眠り始めて数十分、あるいは1時間ぐらい経った頃、きみの喋っている声で目覚めた。
「ありがとう。さっぱりした」
僕の服を着たきみが立っていた。
それは何より…だが、何よりいい匂いがする。
「同じシャンプーとか使いました?」
僕は気になって聞いてみる。
「ん…?あぁ、置いてあったのを使った」
同じものを使っているのに、なぜこんなに良い匂いがするのだろう…?
そんなことを考えていると、きみが他のことを話し始める。
「台所と、少し食材を借りても良いか?」
確か冷蔵庫には、卵と野菜と…。
「良いけど、そんなに食材はないですよ…?」
「いいんだ。
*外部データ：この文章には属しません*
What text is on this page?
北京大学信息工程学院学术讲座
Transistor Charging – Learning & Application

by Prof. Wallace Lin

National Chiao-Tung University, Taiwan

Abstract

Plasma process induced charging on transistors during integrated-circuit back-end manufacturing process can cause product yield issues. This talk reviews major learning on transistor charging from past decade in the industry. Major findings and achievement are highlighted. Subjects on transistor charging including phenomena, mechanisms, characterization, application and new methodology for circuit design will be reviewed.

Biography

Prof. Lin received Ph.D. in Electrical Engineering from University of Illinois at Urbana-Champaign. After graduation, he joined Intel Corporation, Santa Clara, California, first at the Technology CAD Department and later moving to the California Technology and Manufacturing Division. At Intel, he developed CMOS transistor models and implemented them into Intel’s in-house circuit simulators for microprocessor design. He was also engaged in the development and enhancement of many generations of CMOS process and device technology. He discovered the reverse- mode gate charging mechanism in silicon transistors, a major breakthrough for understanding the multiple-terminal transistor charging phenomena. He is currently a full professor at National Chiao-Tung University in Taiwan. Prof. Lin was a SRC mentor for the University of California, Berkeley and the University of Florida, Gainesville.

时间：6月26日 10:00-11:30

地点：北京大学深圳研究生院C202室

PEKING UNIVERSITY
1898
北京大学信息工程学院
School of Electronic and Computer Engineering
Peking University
じゃあ、きみもお風呂に入ってきてくれ。」
なぜ自分の家なのに主導権を握られてる感じなのだろうか…?
そんなことを思いつつも僕はお風呂に向かう。
脱衣所に入ると、下着や着ていた濡れた服、それらが脱ぎ捨てられていた。
服はまだしも、下着はなんというか触れない。
お風呂から出た後に洗濯機に入れてもらうか。
そう考えながらお風呂に入る。
気持ち悪いかもしれないが、お風呂の中も良い匂いがした。
それと同時に、ずっと1人で暮らしていて誰かの後にお風呂に入るということがなく、新鮮な気持ちもあった。
さっさとお風呂を済ましてきみと話そう。
そう考えて、僕はさっと身体を流してぱっと全身を洗って、外に出た。